Using ifelse Within apply

2020-07-08 07:44发布

问题:

I am trying to make a new column in my dataset give a single output for each and every row, depending on the inputs from pre-existing columns.

In this output column, I desire "NA" if any of the input vales in a given row are "0". Otherwise (if none of the inputs are 0), I want the output for that row to be the number of unique values of the inputs.

I thought that the solution would use an ifelse function nested within an apply function, but I get an error that I do not understand.

data$output <- apply(data, 1, function(x) {ifelse(x == 0, NA, length(unique(x)))})
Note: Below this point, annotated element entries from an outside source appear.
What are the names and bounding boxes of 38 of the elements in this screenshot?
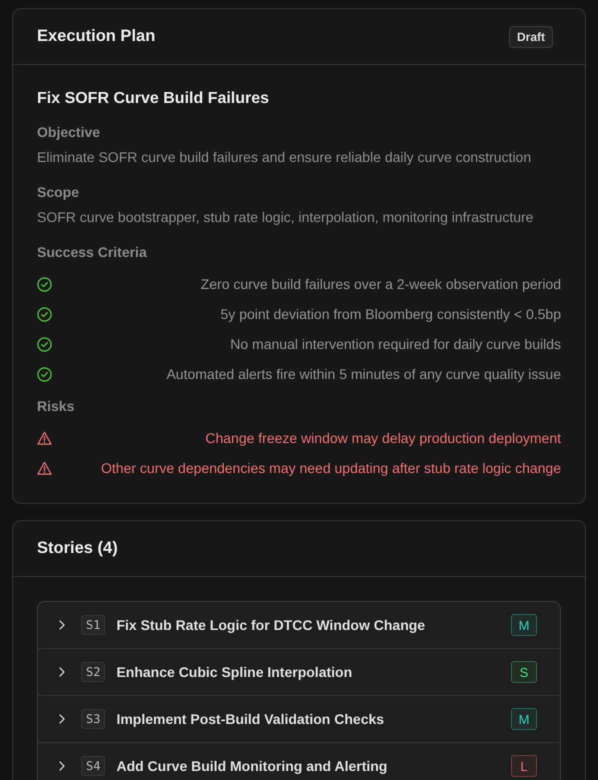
card-title: Execution Plan [37, 27, 156, 46]
size-tag: M [511, 708, 537, 730]
section-text: SOFR curve bootstrapper, stub rate logic, interpolation, monitoring infrastructure [37, 209, 534, 225]
card-title: Stories (4) [37, 539, 118, 558]
size-tag: S [511, 661, 537, 683]
criterion-text: No manual intervention required for daily curve builds [230, 336, 561, 352]
check-circle-icon [37, 306, 52, 322]
warning-icon [37, 460, 52, 476]
size-tag: L [511, 755, 537, 777]
story-id: S3 [81, 709, 106, 729]
story-row[interactable]: S4 Add Curve Build Monitoring and Alerting L [38, 743, 560, 780]
section-label: Success Criteria [37, 244, 148, 260]
criterion-text: Automated alerts fire within 5 minutes of any curve quality issue [166, 366, 561, 382]
check-circle-icon [37, 336, 52, 352]
check-circle-icon [37, 276, 52, 292]
story-id: S4 [81, 756, 106, 776]
story-row[interactable]: S1 Fix Stub Rate Logic for DTCC Window Change M [38, 602, 560, 649]
section-label: Objective [37, 124, 102, 140]
story-title: Add Curve Build Monitoring and Alerting [116, 758, 388, 774]
size-tag: M [511, 614, 537, 636]
story-row[interactable]: S2 Enhance Cubic Spline Interpolation S [38, 649, 560, 696]
story-id: S1 [81, 615, 106, 635]
criterion-text: 5y point deviation from Bloomberg consistently < 0.5bp [220, 306, 561, 322]
criterion-text: Zero curve build failures over a 2-week observation period [200, 276, 561, 292]
plan-title: Fix SOFR Curve Build Failures [37, 90, 270, 108]
check-circle-icon [37, 366, 52, 382]
story-title: Enhance Cubic Spline Interpolation [116, 664, 354, 680]
section-text: Eliminate SOFR curve build failures and ensure reliable daily curve construction [37, 149, 532, 165]
story-row[interactable]: S3 Implement Post-Build Validation Checks M [38, 696, 560, 743]
story-title: Fix Stub Rate Logic for DTCC Window Change [116, 617, 426, 633]
story-id: S2 [81, 662, 106, 682]
warning-icon [37, 430, 52, 446]
risk-text: Change freeze window may delay production deployment [205, 430, 561, 446]
section-label: Risks [37, 398, 76, 414]
story-title: Implement Post-Build Validation Checks [116, 711, 386, 727]
risk-text: Other curve dependencies may need updating after stub rate logic change [101, 460, 561, 476]
section-label: Scope [37, 184, 80, 200]
status-badge: Draft [508, 26, 553, 48]
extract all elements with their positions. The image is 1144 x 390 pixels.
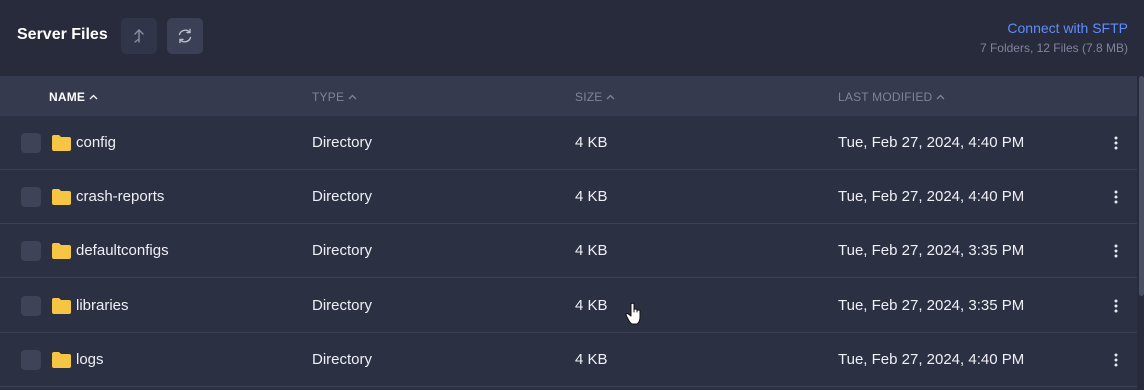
- files-table: NAME TYPE SIZE LAST MODIFIED config Dire…: [0, 76, 1137, 390]
- column-header-type[interactable]: TYPE: [312, 90, 357, 104]
- file-name[interactable]: defaultconfigs: [76, 242, 169, 259]
- page-title: Server Files: [17, 26, 108, 43]
- folder-icon: [52, 189, 71, 205]
- folder-icon: [52, 243, 71, 259]
- files-summary: 7 Folders, 12 Files (7.8 MB): [979, 41, 1128, 55]
- table-row[interactable]: defaultconfigs Directory 4 KB Tue, Feb 2…: [0, 224, 1137, 278]
- column-label-modified: LAST MODIFIED: [838, 90, 933, 104]
- upload-button[interactable]: [121, 18, 157, 54]
- row-menu-button[interactable]: [1108, 187, 1124, 207]
- file-name[interactable]: libraries: [76, 297, 129, 314]
- column-header-size[interactable]: SIZE: [575, 90, 615, 104]
- refresh-icon: [178, 28, 192, 44]
- connect-sftp-link[interactable]: Connect with SFTP: [1007, 20, 1128, 36]
- row-checkbox[interactable]: [21, 133, 41, 153]
- chevron-up-icon: [89, 94, 98, 100]
- kebab-menu-icon: [1114, 244, 1118, 258]
- folder-icon: [52, 298, 71, 314]
- row-checkbox[interactable]: [21, 296, 41, 316]
- file-type: Directory: [312, 242, 373, 259]
- table-row[interactable]: logs Directory 4 KB Tue, Feb 27, 2024, 4…: [0, 333, 1137, 387]
- file-size: 4 KB: [575, 297, 608, 314]
- column-header-name[interactable]: NAME: [49, 90, 98, 104]
- kebab-menu-icon: [1114, 190, 1118, 204]
- files-header: Server Files Connect with SFTP 7 Folders…: [0, 0, 1144, 76]
- kebab-menu-icon: [1114, 136, 1118, 150]
- chevron-up-icon: [348, 94, 357, 100]
- file-name[interactable]: logs: [76, 351, 104, 368]
- kebab-menu-icon: [1114, 299, 1118, 313]
- upload-icon: [134, 29, 144, 43]
- file-type: Directory: [312, 188, 373, 205]
- file-modified: Tue, Feb 27, 2024, 4:40 PM: [838, 134, 1025, 151]
- table-row[interactable]: libraries Directory 4 KB Tue, Feb 27, 20…: [0, 279, 1137, 333]
- file-modified: Tue, Feb 27, 2024, 3:35 PM: [838, 242, 1025, 259]
- table-row[interactable]: crash-reports Directory 4 KB Tue, Feb 27…: [0, 170, 1137, 224]
- chevron-up-icon: [936, 94, 945, 100]
- column-label-type: TYPE: [312, 90, 345, 104]
- row-menu-button[interactable]: [1108, 241, 1124, 261]
- file-size: 4 KB: [575, 351, 608, 368]
- file-size: 4 KB: [575, 242, 608, 259]
- file-modified: Tue, Feb 27, 2024, 4:40 PM: [838, 351, 1025, 368]
- file-type: Directory: [312, 297, 373, 314]
- file-type: Directory: [312, 134, 373, 151]
- file-size: 4 KB: [575, 188, 608, 205]
- column-header-modified[interactable]: LAST MODIFIED: [838, 90, 945, 104]
- column-label-name: NAME: [49, 90, 86, 104]
- file-name[interactable]: crash-reports: [76, 188, 164, 205]
- table-header: NAME TYPE SIZE LAST MODIFIED: [0, 76, 1137, 116]
- row-menu-button[interactable]: [1108, 133, 1124, 153]
- row-menu-button[interactable]: [1108, 350, 1124, 370]
- kebab-menu-icon: [1114, 353, 1118, 367]
- row-checkbox[interactable]: [21, 187, 41, 207]
- row-checkbox[interactable]: [21, 241, 41, 261]
- column-label-size: SIZE: [575, 90, 603, 104]
- file-modified: Tue, Feb 27, 2024, 3:35 PM: [838, 297, 1025, 314]
- hand-cursor-icon: [625, 302, 641, 325]
- folder-icon: [52, 352, 71, 368]
- table-row[interactable]: config Directory 4 KB Tue, Feb 27, 2024,…: [0, 116, 1137, 170]
- row-checkbox[interactable]: [21, 350, 41, 370]
- refresh-button[interactable]: [167, 18, 203, 54]
- file-type: Directory: [312, 351, 373, 368]
- file-size: 4 KB: [575, 134, 608, 151]
- scrollbar[interactable]: [1139, 76, 1144, 296]
- chevron-up-icon: [607, 94, 615, 100]
- folder-icon: [52, 135, 71, 151]
- row-menu-button[interactable]: [1108, 296, 1124, 316]
- file-name[interactable]: config: [76, 134, 116, 151]
- file-modified: Tue, Feb 27, 2024, 4:40 PM: [838, 188, 1025, 205]
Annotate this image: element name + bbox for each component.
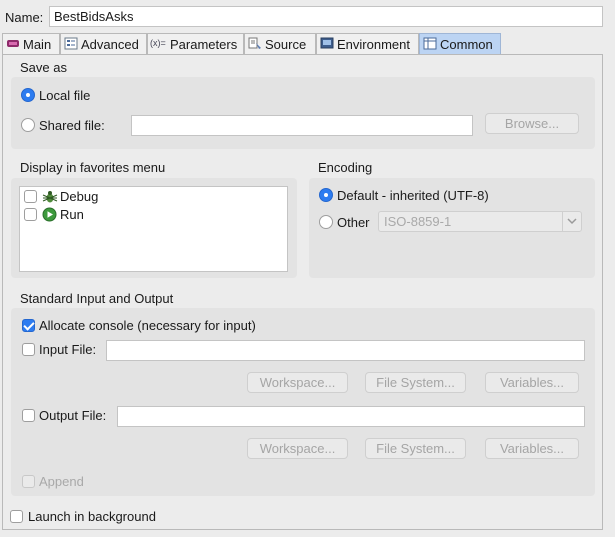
tab-main[interactable]: Main: [2, 33, 60, 54]
debug-bug-icon: [42, 191, 58, 203]
favorite-debug-label: Debug: [60, 189, 99, 204]
save-as-heading: Save as: [20, 60, 67, 75]
shared-file-radio[interactable]: [21, 118, 35, 132]
encoding-other-label[interactable]: Other: [337, 215, 370, 231]
launch-background-checkbox[interactable]: [10, 510, 23, 523]
tab-source[interactable]: Source: [244, 33, 316, 54]
tab-common-label: Common: [440, 37, 493, 52]
encoding-default-radio[interactable]: [319, 188, 333, 202]
favorite-debug-checkbox[interactable]: [24, 190, 37, 203]
std-io-heading: Standard Input and Output: [20, 291, 174, 306]
tab-main-label: Main: [23, 37, 52, 52]
output-workspace-button[interactable]: Workspace...: [247, 438, 348, 459]
input-variables-button[interactable]: Variables...: [485, 372, 579, 393]
favorite-run-label: Run: [60, 207, 84, 222]
parameters-tab-icon: (x)=: [150, 38, 166, 48]
tab-advanced-label: Advanced: [81, 37, 139, 52]
output-file-system-button[interactable]: File System...: [365, 438, 466, 459]
std-io-group: [11, 308, 595, 496]
local-file-label[interactable]: Local file: [39, 88, 90, 104]
tab-parameters-label: Parameters: [170, 37, 238, 52]
tab-environment[interactable]: Environment: [316, 33, 419, 54]
source-tab-icon: [248, 37, 261, 49]
encoding-dropdown-toggle[interactable]: [562, 212, 581, 231]
input-file-label[interactable]: Input File:: [39, 342, 96, 358]
input-file-checkbox[interactable]: [22, 343, 35, 356]
browse-button[interactable]: Browse...: [485, 113, 579, 134]
favorites-heading: Display in favorites menu: [20, 160, 166, 175]
allocate-console-label[interactable]: Allocate console (necessary for input): [39, 318, 256, 334]
name-input[interactable]: BestBidsAsks: [49, 6, 603, 27]
output-file-checkbox[interactable]: [22, 409, 35, 422]
output-file-field[interactable]: [117, 406, 585, 427]
launch-background-label[interactable]: Launch in background: [28, 509, 156, 525]
append-label: Append: [39, 474, 84, 489]
chevron-down-icon: [567, 218, 577, 225]
shared-file-input[interactable]: [131, 115, 473, 136]
input-workspace-button[interactable]: Workspace...: [247, 372, 348, 393]
encoding-heading: Encoding: [318, 160, 373, 175]
tab-environment-label: Environment: [337, 37, 410, 52]
environment-tab-icon: [320, 37, 334, 49]
tab-source-label: Source: [265, 37, 307, 52]
input-file-field[interactable]: [106, 340, 585, 361]
encoding-other-value: ISO-8859-1: [384, 214, 452, 229]
output-variables-button[interactable]: Variables...: [485, 438, 579, 459]
allocate-console-checkbox[interactable]: [22, 319, 35, 332]
input-file-system-button[interactable]: File System...: [365, 372, 466, 393]
encoding-other-radio[interactable]: [319, 215, 333, 229]
tab-parameters[interactable]: (x)= Parameters: [147, 33, 244, 54]
main-tab-icon: [7, 40, 19, 47]
shared-file-label[interactable]: Shared file:: [39, 118, 105, 134]
encoding-default-label[interactable]: Default - inherited (UTF-8): [337, 188, 489, 204]
advanced-tab-icon: [64, 37, 78, 50]
name-label: Name:: [5, 10, 44, 25]
tab-advanced[interactable]: Advanced: [60, 33, 147, 54]
run-play-icon: [42, 207, 57, 222]
favorite-run-checkbox[interactable]: [24, 208, 37, 221]
append-checkbox[interactable]: [22, 475, 35, 488]
output-file-label[interactable]: Output File:: [39, 408, 106, 424]
tab-common[interactable]: Common: [419, 33, 501, 54]
encoding-other-select[interactable]: ISO-8859-1: [378, 211, 582, 232]
local-file-radio[interactable]: [21, 88, 35, 102]
common-tab-icon: [423, 37, 437, 50]
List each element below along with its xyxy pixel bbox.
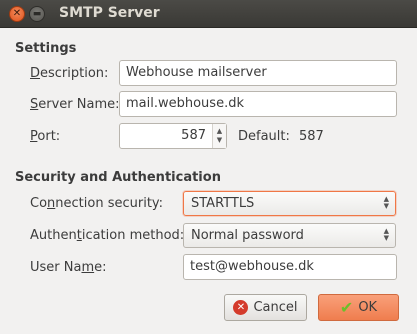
ok-button-label: OK bbox=[358, 300, 378, 315]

Error in $<-.data.frame(*tmp*, "output", value = c(3L, 3L, 3L, 3L, : replacement has 3 rows, data has 4

I do not know why the replacement has 3 rows, as I thought apply just does the same function to each of my 4 rows.

回答1:

You want to check if any of the variables in a row are 0, so you need to use any(x==0) instead of x == 0 in the ifelse statement:

apply(data, 1, function(x) {ifelse(any(x == 0), NA, length(unique(x)))})
# [1]  1 NA  2

Basically ifelse returns a vector of length n if its first argument is of length n. You want one value per row, but are passing more than one with x==0 (the number of values you're passing is equal to the number of columns in your data frame).

Data:

(data <- data.frame(a=c(1, 2, 3), b=c(1, 0, 1)))
#   a b
# 1 1 1
# 2 2 0
# 3 3 1


回答2:

Let n = length(x). ifelse will return rep(NA, n) if TRUE otherwise rep(length(unique(x)), n). Therefore apply will output a matrix. data$output <- apply(... tries assign a matrix (your result) into a column in your data.frame, data$output. This is the cause of your error.

Your code will run if you just assign your output to a variable instead

out <- apply(data, 1, function(x) {ifelse(x == 0, NA, length(unique(x)))})

If you are not expecting a class(matrix) as your output, but rather a vector, then there is something wrong with the logic of your function.